The fourth game will be played in the town of Nonoichi in Ishikawa Prefecture on 12 August.
Yoda shares lead in Kisei A League
One game was played in each of the 29th Kisei leagues on 29 July. In the A League, Yoda (B) defeated Mimura Tomoyasu 9-dan by resignation. This was his second win to no loss and gave him a share of the lead with Ryu Shikun 9-dan.
In the B League, the first game in the third round was played in July (also on the 29th) rather than August because of the difficulty of finding time in Cho U Honinbo's ultra-busy schedule. Cho improved his score to 2-1, thanks to a half-point win with white over Imamura Yoshiaki 8-dan.

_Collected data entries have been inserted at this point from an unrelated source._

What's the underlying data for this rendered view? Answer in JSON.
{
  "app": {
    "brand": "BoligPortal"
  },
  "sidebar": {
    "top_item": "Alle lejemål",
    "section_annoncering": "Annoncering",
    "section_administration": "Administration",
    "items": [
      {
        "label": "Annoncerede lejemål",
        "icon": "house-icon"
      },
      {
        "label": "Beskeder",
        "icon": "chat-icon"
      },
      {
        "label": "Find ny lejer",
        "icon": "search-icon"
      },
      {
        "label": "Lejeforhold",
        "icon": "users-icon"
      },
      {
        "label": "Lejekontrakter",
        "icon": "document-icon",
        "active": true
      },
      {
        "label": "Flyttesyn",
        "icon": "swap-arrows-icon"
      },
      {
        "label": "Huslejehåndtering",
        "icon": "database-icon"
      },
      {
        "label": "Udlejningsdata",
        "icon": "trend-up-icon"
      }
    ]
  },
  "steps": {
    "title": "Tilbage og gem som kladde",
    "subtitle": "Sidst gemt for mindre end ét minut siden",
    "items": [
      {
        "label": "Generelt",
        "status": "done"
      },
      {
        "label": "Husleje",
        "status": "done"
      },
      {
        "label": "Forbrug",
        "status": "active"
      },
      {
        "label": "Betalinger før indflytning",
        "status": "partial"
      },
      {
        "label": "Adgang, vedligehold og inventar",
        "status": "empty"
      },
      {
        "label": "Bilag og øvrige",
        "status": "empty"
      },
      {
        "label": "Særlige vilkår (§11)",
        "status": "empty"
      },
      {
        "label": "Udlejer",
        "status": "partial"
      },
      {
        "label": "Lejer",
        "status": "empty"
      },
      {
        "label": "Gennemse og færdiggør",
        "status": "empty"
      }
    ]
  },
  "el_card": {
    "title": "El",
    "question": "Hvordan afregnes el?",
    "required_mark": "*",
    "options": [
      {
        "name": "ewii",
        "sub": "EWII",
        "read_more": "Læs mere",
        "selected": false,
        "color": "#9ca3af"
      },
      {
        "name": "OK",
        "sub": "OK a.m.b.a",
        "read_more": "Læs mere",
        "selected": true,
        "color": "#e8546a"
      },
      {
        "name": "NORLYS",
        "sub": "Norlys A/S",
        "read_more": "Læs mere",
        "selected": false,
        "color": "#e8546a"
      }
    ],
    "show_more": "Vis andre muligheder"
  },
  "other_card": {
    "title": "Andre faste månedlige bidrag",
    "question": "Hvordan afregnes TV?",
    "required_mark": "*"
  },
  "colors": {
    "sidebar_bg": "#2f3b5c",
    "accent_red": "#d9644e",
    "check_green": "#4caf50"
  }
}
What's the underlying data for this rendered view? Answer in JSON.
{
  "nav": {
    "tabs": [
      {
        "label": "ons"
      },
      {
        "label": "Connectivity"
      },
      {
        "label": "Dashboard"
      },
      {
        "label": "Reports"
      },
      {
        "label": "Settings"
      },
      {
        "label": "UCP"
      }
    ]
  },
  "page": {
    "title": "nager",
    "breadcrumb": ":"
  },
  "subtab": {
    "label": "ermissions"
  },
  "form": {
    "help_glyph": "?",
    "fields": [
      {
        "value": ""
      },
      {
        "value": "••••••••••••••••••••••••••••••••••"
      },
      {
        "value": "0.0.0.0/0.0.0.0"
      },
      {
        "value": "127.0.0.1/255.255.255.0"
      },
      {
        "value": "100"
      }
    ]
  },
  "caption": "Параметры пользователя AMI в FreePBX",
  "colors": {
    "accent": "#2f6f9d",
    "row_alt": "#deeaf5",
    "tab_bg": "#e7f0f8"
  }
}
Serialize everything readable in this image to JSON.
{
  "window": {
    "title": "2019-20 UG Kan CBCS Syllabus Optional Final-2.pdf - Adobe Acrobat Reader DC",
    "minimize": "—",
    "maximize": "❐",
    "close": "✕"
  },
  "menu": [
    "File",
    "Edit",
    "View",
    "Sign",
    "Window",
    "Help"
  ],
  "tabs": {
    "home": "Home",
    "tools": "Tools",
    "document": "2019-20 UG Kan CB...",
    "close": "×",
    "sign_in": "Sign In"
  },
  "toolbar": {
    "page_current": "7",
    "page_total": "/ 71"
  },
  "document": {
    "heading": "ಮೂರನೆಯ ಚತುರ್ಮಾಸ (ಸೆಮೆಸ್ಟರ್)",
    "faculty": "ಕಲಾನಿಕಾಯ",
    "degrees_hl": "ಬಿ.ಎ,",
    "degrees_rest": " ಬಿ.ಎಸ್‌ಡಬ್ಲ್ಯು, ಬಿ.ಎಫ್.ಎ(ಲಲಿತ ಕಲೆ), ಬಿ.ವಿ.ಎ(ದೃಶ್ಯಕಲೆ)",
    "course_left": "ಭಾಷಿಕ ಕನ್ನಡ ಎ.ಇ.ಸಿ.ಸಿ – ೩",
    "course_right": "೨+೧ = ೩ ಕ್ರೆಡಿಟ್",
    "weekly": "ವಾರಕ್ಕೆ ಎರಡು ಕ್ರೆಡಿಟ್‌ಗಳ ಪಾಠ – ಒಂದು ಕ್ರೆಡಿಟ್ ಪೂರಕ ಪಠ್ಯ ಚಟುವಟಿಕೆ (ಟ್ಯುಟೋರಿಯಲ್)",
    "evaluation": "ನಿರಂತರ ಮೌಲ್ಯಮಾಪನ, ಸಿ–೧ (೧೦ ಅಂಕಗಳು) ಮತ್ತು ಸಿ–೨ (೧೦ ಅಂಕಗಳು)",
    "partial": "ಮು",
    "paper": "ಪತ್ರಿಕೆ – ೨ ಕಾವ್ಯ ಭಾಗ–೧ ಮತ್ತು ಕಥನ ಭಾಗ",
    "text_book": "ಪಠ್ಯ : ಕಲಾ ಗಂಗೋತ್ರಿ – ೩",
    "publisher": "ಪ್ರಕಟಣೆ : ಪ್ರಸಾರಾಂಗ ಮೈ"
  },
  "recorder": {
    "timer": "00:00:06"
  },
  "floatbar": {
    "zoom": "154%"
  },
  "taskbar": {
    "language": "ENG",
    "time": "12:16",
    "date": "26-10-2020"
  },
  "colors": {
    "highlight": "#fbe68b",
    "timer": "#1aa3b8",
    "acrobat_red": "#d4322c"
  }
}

Kobayashi Satoru leads the league with 2-0, but if he slips up Cho will be in the running (along with three other players who are on 1-1, that is, Cho Chikun, O Rissei, and Yuki Satoshi).
Imamura drops to 0-3, so his prospects of keeping his league place are bleak. His half-point loss shows that fate has turned against him - he kept his league place last year thanks to three half-point wins.
Father defeats daughter in Judan
The long-awaited clash between father and daughter in the Losers' Section of the 43rd Judan tournament resulted in an assertion of parental authority but only after some anxious moments. Kobayashi Koichi 9-dan, playing white, defeated his daughter Izumi 5-dan by resignation in the first-ever father-daughter clash in professional go.
When Koichi arrived in the morning, he was surprised (or pretended to be) by the large number of reporters waiting outside the playing room. 'What's the fuss?' he asked. 'This is just like a title game.'
Koichi looked relieved when he drew white in the nigiri. However, he got another surprise when Izumi played one of the favourite fuseki patterns of her husband, Cho U Honinbo. 'I thought they must worked out the fuseki strategy as a team,' he commented. 'The opening was strangely logical and I was really on the spot.'
The full game record hasn't been published yet, so we are not sure what he means by the above comment. A highlight diagram from the early middle game published in Go Weekly shows Izumi attacking with a brilliant wedge tesuji that captures two pivotal stones. In the pressroom, Takemiya Masaki commented that the game was over. Izumi continued to attack aggressively, but in the end Koichi made no mistake in wrapping up a win. Both sides professed themselves satisfied after the game. Koichi said that he was relieved and Izumi that she had done justice to herself in her play.
Hikosaka secures last Toyota & Denso Cup place
The last of the seven nonseeded Japanese places in the 2nd Toyota & Denso Cup World Go Oza has gone to Hikosaka Naoto 9-dan. In the play-off, held on 29 July, Hikosaka (B) defeated Otake Hideo 9-dan by resignation.
Yamashita reaches Oza play-off
Yamashita Keigo 9-dan has had a bad year, losing the Kisei title and performing well below his usual level in other tournaments. However, he is on the comeback trail and has reached the play-off to decide the challenger for the Oza title. Moreover, he secured a little revenge for his Kisei loss by defeating Hane Naoki in the semifinal. Taking black, Yamashita edged out Hane by half a point in a game played on 29 July. Yamashita played like the old Yamashita, placing his first move on the 3-5 point and his second on the 6-4 point, making a very ambitious corner enclosure. The game inevitably became a contest between Yamashita's large moyo and Hane's shinogi. Yamashita's thickness is apparently what secured him his narrow win.
His opponent in the play-off will be the winner of the semifinal between Takao Shinji 8-dan and Yoda Norimoto Meijin.